San Pablo en la carta a Timoteo lo anima a que reavive su relación con Dios. Que no se olvide de que el espíritu de Dios habita en Él. Un espíritu que ensancha los límites del corazón hasta donde no podemos imaginar; espíritu que empuja y fortalece. Lo anima a la coherencia, a llevar a la vida el mensaje del evangelio. Esta aptitud ante la vida tiene sus consecuencias. Vivir la coherencia del evangelio no es tarea sencilla, ni antes ni ahora. No basta hablar de Dios sino también vivir como Él nos propone. Sus propuestas nos sacan de nuestras comodidades, remueven seguridades y hacen que revisemos constantemente los planteamientos de vida. Por ello es vital saberse habitados por el espíritu del Señor, dejar que él obre en nosotros, ponerse en sus manos, dejarse llevar por Él. Somos criaturas suyas. Es tarea de toda la vida reavivar la relación con El, tomar consciencia de su presencia en nosotros, confiar y experimentar la fuerza de su espíritu. Evitemos una fe cómoda e instalada en seguridades.

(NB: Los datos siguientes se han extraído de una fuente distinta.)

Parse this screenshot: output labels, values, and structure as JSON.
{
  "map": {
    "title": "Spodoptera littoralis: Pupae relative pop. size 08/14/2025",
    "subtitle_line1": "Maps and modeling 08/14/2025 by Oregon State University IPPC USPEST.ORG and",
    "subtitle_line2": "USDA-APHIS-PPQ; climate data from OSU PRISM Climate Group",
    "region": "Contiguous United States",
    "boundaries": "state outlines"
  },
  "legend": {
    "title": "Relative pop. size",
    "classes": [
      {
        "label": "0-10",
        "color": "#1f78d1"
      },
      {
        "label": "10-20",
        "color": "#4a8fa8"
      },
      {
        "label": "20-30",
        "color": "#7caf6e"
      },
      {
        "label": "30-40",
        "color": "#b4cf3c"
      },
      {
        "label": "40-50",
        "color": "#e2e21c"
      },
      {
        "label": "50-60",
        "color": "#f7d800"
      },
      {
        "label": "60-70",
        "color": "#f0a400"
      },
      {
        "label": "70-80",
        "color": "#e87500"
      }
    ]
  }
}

En el evangelio de S. Lucas los discípulos piden a Jesús que les aumente la fe.
Se dice que la fe es un don de Dios, un regalo, un misterio… ¿Por qué hay personas tocadas por este misterio y otras no? Seguramente en esta cuestión influyen múltiples razones.
Pongámonos en los que hemos recibido este don o creemos tenerlo.
Vivo la fe como una relación de amistad con el Padre/Madre; un camino que recorro cogida de su mano, con diversas etapas, con sus avances y retrocesos; un camino que me va ofreciendo nuevas posibilidades…
¿Pedimos a Dios que nos aumente la fe o como creemos tenerla consideramos que no necesitamos pedirla?
El camino de la fe es inseguro, volátil, necesita alimento y cuidado. Es una relación que hay que nutrir y cuidar con mucho mimo; buscar los encuentros, los espacios, las mediaciones que nos lleven a profundizar en esta relación. A veces el camino es serpenteante, oscuro, difícil y nos conduce a otros caminos inesperados.
Vivamos la fe como un dejarse acompañar, fiándonos plenamente de la OTRA PERSONA. Es un tesoro frágil y vulnerable, pero a la vez nos sostiene, empuja y fortalece. No es una conquista personal.
En la segunda parte del evangelio Jesús da a entender a los discípulos que las metas conseguidas no hay que tratarlas como triunfos personales. ¡Cuántos problemas evitaríamos si viviéramos en la Iglesia con esa actitud de humildad! Con actitud de siervos que hacemos lo que tenemos que hacer. Teniendo presente que es Dios quien está obrando en nosotros. Somos trabajadores del Reino, ponemos a disposición de Dios nuestras capacidades. Es natural sentir alegría cuando los proyectos salen adelante, pero no está de más que nos recordemos que en esta empresa es Dios quien obra en nosotros. De esta manera cuando el esfuerzo no obtiene su fruto, el aparente fracaso lo viviríamos con mayor paz. Son necesarios la voluntad, el esfuerzo, la astucia y los medios, … pero siempre desde una actitud de ofrenda y servicio, con la disposición de trabajar por la construcción del Reino.